Toprak yoldan devam edip Şirinyazı Mesire Yeri tabelasını gördüğünüzde kamp alanına geldiniz demektir, bir dağ evi göreceksiniz, beş odalı bu dağ evinde konaklayabilirsiniz ama ben size otağlarda konaklamanızı tavsiye ediyorum. İçi ahşap malzemeyle döşenen bu süslü çadırlarda dört kişi konaklayabilirsiniz. Otağ içinde bir tane çift kişilik yatak iki tane de tek kişilik yatak var (görüntüde bir tane tek kişilik yatak var ama altından çekilerek kullanılan bir yatak daha mevcut). Otağların içi özel olarak döşenmiş. Her çadırda Türk boylarına ait olan hayvan figürlerinden biri var. Ayrıca çadır içinde eşyaların yerleşim şekli Şamanizm’den izler taşıyor (son yıllarda feng shui olarak bilinen bu izlere Türk boylarında sıklıkla rastlanır). Soğuk havalarda konaklamak için her bir otağın içinde soba var, kömür yerine de fındık kabuğu yakılıyor. Sobanın üzerine monte edilmiş bir kovanın içi fındık kabuğu ile dolduruluyor ve yandıkça yukarıdan fındık kabuğu kendi kendine dökülerek ateşin sönmemesi sağlanıyor ama arada sırada bir sopa yardımı ile közleri dağıtmazsanız közler birikiyor ve ateş çok zayıflıyor. Gece arada sırada uyanıp ateşi canlandırırsanız hiç üşümezsiniz hatta sıcaktan kapı pencere bile aralayabilirsiniz. Otağda soba olması ya uyurken soba tüterse gibi bir kaygıya da sizi sürüklemesin çünkü her otağda bir duman detektörü var.

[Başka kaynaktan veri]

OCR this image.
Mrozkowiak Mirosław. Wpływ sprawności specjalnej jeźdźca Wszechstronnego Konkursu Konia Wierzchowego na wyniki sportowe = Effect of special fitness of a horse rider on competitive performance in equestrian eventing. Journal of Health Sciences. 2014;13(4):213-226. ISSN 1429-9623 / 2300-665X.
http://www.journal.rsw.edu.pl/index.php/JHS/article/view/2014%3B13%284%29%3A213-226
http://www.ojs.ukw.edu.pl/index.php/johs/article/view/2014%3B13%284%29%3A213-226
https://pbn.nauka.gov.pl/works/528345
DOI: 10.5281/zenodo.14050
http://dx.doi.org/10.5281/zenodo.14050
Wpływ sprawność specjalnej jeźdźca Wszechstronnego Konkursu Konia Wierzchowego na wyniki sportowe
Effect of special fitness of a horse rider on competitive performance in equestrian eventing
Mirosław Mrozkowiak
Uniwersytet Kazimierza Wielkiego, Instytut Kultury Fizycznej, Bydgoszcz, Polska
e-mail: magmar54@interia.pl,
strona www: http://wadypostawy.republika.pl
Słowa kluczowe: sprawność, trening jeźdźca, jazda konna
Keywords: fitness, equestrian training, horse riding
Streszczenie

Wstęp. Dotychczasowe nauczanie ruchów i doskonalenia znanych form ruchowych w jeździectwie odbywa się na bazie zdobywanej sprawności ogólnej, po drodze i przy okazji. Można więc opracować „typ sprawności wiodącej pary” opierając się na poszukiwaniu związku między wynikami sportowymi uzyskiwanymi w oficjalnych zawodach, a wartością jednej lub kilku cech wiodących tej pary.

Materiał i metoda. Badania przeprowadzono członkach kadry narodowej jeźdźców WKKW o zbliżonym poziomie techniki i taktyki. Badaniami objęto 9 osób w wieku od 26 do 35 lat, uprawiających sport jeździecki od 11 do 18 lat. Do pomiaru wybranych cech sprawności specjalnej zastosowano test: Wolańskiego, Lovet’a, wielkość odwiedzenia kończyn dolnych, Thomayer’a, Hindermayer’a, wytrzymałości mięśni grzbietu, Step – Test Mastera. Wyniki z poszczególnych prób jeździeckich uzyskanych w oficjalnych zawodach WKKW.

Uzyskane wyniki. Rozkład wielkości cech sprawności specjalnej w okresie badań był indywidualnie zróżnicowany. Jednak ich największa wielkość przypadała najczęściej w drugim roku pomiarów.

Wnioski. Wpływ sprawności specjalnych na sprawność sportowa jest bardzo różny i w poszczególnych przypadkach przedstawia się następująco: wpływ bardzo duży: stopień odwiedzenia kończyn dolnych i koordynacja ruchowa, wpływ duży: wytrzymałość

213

Her ne kadar biz kamp yapmak düşüncesi ile yola çıktıysak da aslında çadır kampına göre oldukça lüks sayılabilecek bir kamp yaptık (biz bu gibi kamplara tesis kampı diyoruz 🙂 adının içinde kamp olması bizim o ruhu taşımamıza yetiyor sanırım 🙂 ) Otağlarda, tek kullanımlık kağıt terlikler, havlu, çarşaf, bornoz, yorgan ve battaniye var bir tek tuvaletlerde “sizin için temizlenmiştir” yazısı eksik anlayacağınız.
Otağın tam tepesinde yuvarlak bir cam var, gece yatarken yıldızları seyredebilirsiniz ve sabah dağ ve göl manzarası eşliğinde günaydın diyebilirsiniz.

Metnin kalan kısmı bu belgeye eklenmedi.